The GraalVM project aims to provide a high-performance polyglot virtual machine that can execute applications written in various programming languages. It focuses on improving application performance through advanced compilation techniques, including ahead-of-time (AOT) compilation and just-in-time (JIT) compilation. The project also emphasizes interoperability between different programming languages, allowing developers to combine components written in different languages within a single application.
Business priorities and goals for the GraalVM project include:
- Performance: Enhance the execution speed and efficiency of applications.
- Polyglotism: Enable seamless integration and execution of code written in multiple programming languages.
- Developer Productivity: Simplify development by allowing developers to choose the best language for each task and reuse existing codebases.
- Platform Adoption: Increase the adoption of GraalVM as a runtime environment for various types of applications.
- Innovation: Drive innovation in virtual machine technology and programming language interoperability.
Most important business risks that need to be addressed:
- Security vulnerabilities in the GraalVM runtime environment could compromise applications running on it.
- Complexity of polyglot environments might introduce new attack vectors or make security analysis more challenging.
- Supply chain risks associated with dependencies and build processes of GraalVM.
- Compatibility issues and unexpected behavior in polyglot applications could lead to operational disruptions.
- Performance regressions in certain scenarios could negatively impact user experience and business operations.
Existing security controls:
- security control: Regular security audits and vulnerability scanning of the GraalVM codebase (Likely, but needs confirmation from project documentation).
- security control: Secure coding practices followed by the development team (Likely, but needs confirmation from project documentation).

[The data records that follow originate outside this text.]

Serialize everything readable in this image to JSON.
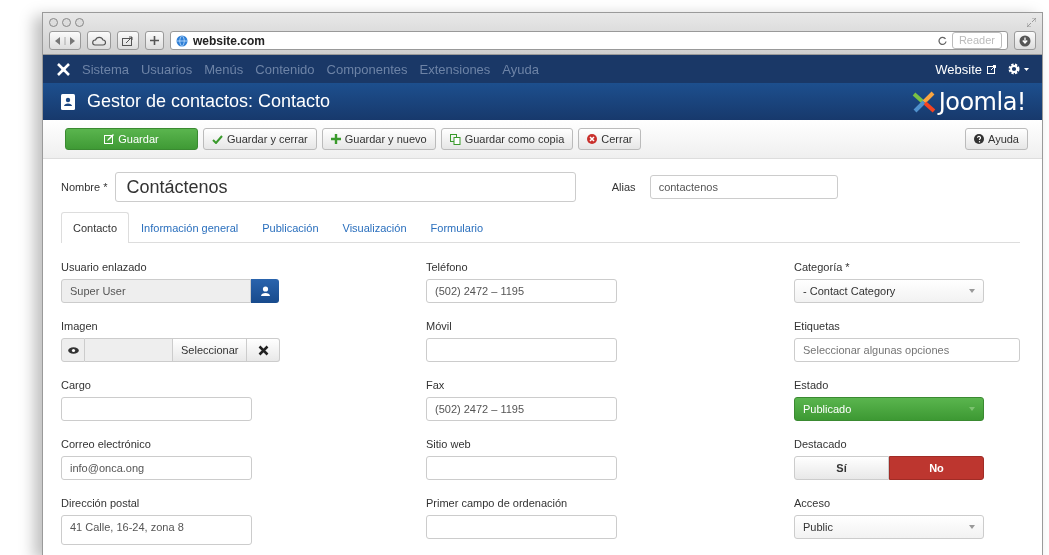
{
  "browser": {
    "url": "website.com",
    "reader": "Reader"
  },
  "nav": {
    "items": [
      {
        "label": "Sistema",
        "disabled": true
      },
      {
        "label": "Usuarios",
        "disabled": true
      },
      {
        "label": "Menús",
        "disabled": true
      },
      {
        "label": "Contenido",
        "disabled": true
      },
      {
        "label": "Componentes",
        "disabled": true
      },
      {
        "label": "Extensiones",
        "disabled": true
      },
      {
        "label": "Ayuda",
        "disabled": true
      }
    ],
    "site_link": "Website"
  },
  "header": {
    "title": "Gestor de contactos: Contacto",
    "logo": "Joomla!"
  },
  "toolbar": {
    "buttons": [
      {
        "label": "Guardar",
        "kind": "primary"
      },
      {
        "label": "Guardar y cerrar",
        "kind": "check"
      },
      {
        "label": "Guardar y nuevo",
        "kind": "plus"
      },
      {
        "label": "Guardar como copia",
        "kind": "copy"
      },
      {
        "label": "Cerrar",
        "kind": "close"
      }
    ],
    "help": "Ayuda"
  },
  "name_field": {
    "label": "Nombre *",
    "value": "Contáctenos"
  },
  "alias_field": {
    "label": "Alias",
    "value": "contactenos"
  },
  "tabs": [
    {
      "label": "Contacto",
      "selected": true
    },
    {
      "label": "Información general",
      "selected": false
    },
    {
      "label": "Publicación",
      "selected": false
    },
    {
      "label": "Visualización",
      "selected": false
    },
    {
      "label": "Formulario",
      "selected": false
    }
  ],
  "columns": [
    {
      "fields": [
        {
          "label": "Usuario enlazado",
          "kind": "user",
          "value": "Super User"
        },
        {
          "label": "Imagen",
          "kind": "media",
          "button": "Seleccionar"
        },
        {
          "label": "Cargo",
          "kind": "text"
        },
        {
          "label": "Correo electrónico",
          "kind": "text",
          "value": "info@onca.ong"
        },
        {
          "label": "Dirección postal",
          "kind": "textarea",
          "value": "41 Calle, 16-24, zona 8"
        }
      ]
    },
    {
      "fields": [
        {
          "label": "Teléfono",
          "kind": "text",
          "value": "(502) 2472 – 1195"
        },
        {
          "label": "Móvil",
          "kind": "text"
        },
        {
          "label": "Fax",
          "kind": "text",
          "value": "(502) 2472 – 1195"
        },
        {
          "label": "Sitio web",
          "kind": "text"
        },
        {
          "label": "Primer campo de ordenación",
          "kind": "text"
        }
      ]
    },
    {
      "fields": [
        {
          "label": "Categoría *",
          "kind": "select",
          "value": "- Contact Category"
        },
        {
          "label": "Etiquetas",
          "kind": "tags",
          "placeholder": "Seleccionar algunas opciones"
        },
        {
          "label": "Estado",
          "kind": "status",
          "value": "Publicado"
        },
        {
          "label": "Destacado",
          "kind": "toggle",
          "options": [
            {
              "label": "Sí",
              "selected": false
            },
            {
              "label": "No",
              "selected": true
            }
          ]
        },
        {
          "label": "Acceso",
          "kind": "select",
          "value": "Public"
        }
      ]
    }
  ]
}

- security control: Use of standard build tools and processes (GitHub Actions for CI, based on repository observation).
- security control: Code reviews for contributions (Standard practice for open-source projects, observable in pull request history).
- security control: Community engagement and reporting of security issues (Open-source nature encourages community contributions and issue reporting).
Accepted risks:
- accepted risk: Potential for zero-day vulnerabilities in the complex runtime environment.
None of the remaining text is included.